Yes, your dog can eat carrots! Carrots are affordable and useful additions to your dog’s diet. They’re low in calories, crispy, and sweet, and most dogs really like them.
Carrots are packed with nutrients
They’re loaded with beta-carotenes, antioxidants, fiber, vitamins C and K (required for blood clotting), and potassium. They are an excellent source of magnesium, manganese, most of the B vitamins, and phosphorus, which are needed for energy production, among other things. Carrots are also a good source of lutein, which is important for eye health.
Precautions: Carrots are high in fiber. So introduce them slowly. Organic carrots are also best; Although they are not on the Environment Working Group’s “dirty dozen” list, they can be high in pesticide residues as root vegetables. (For more information on pesticide levels, see the 2020 EEC Buying Guide.)
How to add carrots to your dog
To reward good behavior, you can feed your dog raw carrots that are cut into sticks or thinly sliced. Grate raw carrots for a meal boost and add them as a topper or lightly steam them in chicken broth for twice the deliciousness.
No peeling required
Be sure to wash the carrots before using them. When you buy organic, you don’t have to peel them. The skin is as healthy as the rest of the vegetables. Carrot greens are loaded with nutrients, but you need to finely chop them to mask their earthy taste, which not all dogs like.
Quick tips: Use a small piece of carrot to cork a filled kong.

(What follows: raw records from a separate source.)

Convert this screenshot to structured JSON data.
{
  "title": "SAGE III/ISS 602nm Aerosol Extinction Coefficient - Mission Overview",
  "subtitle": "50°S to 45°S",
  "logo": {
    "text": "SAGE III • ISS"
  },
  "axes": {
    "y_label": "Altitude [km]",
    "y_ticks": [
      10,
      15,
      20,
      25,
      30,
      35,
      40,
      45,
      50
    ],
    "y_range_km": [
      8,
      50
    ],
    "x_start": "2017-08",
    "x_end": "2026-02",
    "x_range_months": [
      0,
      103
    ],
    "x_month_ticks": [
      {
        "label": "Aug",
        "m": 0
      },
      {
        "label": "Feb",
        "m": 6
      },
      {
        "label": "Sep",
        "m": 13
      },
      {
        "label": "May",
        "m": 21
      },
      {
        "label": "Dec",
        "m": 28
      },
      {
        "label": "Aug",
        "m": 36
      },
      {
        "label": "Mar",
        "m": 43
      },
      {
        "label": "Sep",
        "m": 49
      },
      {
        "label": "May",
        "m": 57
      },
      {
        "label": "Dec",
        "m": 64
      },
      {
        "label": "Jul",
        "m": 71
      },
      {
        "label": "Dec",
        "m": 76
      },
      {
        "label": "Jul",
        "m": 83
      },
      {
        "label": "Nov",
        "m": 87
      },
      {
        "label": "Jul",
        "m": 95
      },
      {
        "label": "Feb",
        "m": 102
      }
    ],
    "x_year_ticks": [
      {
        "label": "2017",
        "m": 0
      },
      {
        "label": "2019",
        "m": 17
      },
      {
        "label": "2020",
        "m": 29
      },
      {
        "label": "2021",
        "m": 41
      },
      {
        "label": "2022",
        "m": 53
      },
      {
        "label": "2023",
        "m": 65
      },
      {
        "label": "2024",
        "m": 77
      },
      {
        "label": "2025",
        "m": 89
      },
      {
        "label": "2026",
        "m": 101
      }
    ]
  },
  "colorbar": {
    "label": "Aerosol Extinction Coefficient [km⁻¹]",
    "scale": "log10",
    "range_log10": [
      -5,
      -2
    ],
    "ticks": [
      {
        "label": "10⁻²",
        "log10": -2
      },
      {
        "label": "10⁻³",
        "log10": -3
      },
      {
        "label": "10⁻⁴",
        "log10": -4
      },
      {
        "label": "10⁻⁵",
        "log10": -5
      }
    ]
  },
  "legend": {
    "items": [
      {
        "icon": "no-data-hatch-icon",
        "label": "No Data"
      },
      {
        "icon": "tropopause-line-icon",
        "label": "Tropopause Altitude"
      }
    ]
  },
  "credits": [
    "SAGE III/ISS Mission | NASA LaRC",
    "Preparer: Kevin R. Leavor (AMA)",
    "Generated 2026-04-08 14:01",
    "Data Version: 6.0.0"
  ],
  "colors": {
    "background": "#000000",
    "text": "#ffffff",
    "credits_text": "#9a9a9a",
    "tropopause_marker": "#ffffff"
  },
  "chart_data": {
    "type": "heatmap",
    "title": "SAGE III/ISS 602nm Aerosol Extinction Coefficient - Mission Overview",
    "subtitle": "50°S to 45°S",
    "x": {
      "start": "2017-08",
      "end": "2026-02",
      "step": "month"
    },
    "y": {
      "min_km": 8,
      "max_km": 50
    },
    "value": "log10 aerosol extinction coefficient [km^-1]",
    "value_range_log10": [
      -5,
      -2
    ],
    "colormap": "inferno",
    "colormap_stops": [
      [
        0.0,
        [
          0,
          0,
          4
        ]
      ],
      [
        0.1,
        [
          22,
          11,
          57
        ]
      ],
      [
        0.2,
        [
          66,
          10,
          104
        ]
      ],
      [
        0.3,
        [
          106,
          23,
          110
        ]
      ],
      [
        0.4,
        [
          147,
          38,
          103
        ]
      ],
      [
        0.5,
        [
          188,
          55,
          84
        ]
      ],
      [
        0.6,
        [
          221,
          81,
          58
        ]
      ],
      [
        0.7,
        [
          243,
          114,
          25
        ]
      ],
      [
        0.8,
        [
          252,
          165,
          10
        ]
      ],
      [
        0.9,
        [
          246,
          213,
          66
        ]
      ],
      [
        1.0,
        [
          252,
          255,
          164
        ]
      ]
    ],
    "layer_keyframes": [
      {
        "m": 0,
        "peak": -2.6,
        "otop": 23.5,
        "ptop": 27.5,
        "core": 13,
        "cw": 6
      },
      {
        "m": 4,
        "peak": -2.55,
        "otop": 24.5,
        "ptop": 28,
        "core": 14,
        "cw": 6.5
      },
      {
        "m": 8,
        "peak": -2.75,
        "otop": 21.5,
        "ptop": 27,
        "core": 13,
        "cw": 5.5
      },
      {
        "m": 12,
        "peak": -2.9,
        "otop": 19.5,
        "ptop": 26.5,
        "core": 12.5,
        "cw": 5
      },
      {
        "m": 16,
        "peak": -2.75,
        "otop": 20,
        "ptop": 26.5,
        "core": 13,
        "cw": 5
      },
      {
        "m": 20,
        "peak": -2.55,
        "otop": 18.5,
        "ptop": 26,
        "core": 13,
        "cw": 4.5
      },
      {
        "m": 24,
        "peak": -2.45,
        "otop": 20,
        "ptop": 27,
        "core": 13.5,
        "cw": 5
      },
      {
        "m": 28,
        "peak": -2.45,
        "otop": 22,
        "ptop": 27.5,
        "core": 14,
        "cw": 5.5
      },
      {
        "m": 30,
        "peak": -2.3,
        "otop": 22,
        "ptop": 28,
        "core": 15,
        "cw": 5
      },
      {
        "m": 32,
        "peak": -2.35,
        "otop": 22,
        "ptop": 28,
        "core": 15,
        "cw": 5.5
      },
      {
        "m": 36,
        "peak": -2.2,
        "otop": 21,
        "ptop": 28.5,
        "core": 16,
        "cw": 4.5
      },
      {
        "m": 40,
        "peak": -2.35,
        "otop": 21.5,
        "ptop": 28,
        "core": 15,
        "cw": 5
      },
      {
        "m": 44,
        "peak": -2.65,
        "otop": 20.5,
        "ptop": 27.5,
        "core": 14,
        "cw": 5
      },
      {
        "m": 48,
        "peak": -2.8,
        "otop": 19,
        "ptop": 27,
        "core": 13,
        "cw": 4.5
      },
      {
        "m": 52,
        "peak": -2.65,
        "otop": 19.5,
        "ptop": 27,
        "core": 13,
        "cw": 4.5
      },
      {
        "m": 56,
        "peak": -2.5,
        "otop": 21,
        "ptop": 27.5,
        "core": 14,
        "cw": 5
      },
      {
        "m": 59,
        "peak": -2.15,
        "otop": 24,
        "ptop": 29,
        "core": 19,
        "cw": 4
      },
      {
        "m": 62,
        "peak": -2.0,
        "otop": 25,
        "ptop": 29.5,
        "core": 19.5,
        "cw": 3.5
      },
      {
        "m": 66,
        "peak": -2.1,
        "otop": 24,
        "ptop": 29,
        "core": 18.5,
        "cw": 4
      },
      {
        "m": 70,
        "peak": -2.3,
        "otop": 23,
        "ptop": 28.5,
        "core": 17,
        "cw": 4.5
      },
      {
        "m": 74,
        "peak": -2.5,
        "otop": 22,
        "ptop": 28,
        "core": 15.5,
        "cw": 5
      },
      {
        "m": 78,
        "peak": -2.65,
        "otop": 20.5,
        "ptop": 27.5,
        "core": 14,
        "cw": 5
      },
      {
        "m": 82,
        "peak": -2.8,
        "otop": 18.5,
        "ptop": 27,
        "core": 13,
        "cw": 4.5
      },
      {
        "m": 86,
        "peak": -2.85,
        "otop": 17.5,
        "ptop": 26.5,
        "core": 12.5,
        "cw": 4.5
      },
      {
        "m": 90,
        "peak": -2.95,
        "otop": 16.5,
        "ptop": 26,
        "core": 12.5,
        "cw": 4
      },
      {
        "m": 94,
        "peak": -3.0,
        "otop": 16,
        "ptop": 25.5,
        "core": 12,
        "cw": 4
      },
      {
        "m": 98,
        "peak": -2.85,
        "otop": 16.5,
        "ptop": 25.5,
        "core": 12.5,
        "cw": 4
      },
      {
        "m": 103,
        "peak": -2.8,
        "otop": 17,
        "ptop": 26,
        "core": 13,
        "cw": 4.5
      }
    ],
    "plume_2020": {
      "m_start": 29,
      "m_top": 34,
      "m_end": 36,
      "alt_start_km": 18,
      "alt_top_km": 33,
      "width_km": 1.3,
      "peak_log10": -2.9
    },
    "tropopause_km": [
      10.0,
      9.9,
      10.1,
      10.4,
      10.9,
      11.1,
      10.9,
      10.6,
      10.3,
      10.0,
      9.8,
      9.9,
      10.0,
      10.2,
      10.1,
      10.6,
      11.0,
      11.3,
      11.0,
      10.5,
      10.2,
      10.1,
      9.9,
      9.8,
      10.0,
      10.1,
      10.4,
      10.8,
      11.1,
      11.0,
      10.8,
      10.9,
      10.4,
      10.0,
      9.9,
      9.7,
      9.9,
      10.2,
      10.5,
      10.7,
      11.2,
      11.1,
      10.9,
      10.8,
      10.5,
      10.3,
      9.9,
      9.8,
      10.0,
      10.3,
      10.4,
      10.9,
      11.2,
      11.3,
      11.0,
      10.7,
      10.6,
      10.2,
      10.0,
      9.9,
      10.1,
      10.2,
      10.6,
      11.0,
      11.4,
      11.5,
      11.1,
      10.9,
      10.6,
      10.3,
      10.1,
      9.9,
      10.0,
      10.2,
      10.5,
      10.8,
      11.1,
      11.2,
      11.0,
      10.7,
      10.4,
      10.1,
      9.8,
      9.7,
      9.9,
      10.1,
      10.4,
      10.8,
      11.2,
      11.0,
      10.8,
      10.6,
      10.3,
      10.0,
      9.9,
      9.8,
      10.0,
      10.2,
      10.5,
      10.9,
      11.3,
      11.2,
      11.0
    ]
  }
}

You can also add grated carrots to any of your favorite dog recipes.
Easy carrot recipe
Preheat the oven to 350 ° and line a large baking sheet with parchment or a silicone baking mat.
- 8 ounces. Carrots, washed and unpeeled
- 2 TBSP. peanut butter
- 6 ounces. (1½ cups) whole grain or oat flour (or a mixture of flours) *
- Optional: 1 tsp. Honey or maple syrup
* It is best to use kitchen scales for dry measurements. Depending on the type of flour used, 6 ounces. may or may not equal 1½ dry measuring cups.
1: Roughly chop the carrots, then steam very soft. Let cool slightly and puree or puree in a food processor. Reserve the steaming water.
2: Add the peanut butter and optional honey / maple syrup, pulse or mix again.
3: Add a little bit of flour, pulse or mix until all of the flour is absorbed. You can add some of the reserved steam water if the dough is too dry or add more flour if it is too wet.
4: Put the dough on a disc, cover with plastic and put in the refrigerator for at least an hour.
5: Remove the chilled dough, divide it into three equal sections, and shape each section into a log (like playing with clay). Get your hands wet to keep the dough from sticking. For larger cookies, make 2 “dough logs; about 1” is best for smaller ones.
6: To make it easier to cut, chill the logs in the freezer for 30 minutes. The bigger size takes longer. (No need to cover with plastic.)
7: Thinly cut the chilled stems into individual biscuits about ¼ “thick.
Bake 8:30 to 45 minutes.
Place on the grid until cool. Treats can be stored in an airtight container at room temperature for up to 5 days and also frozen.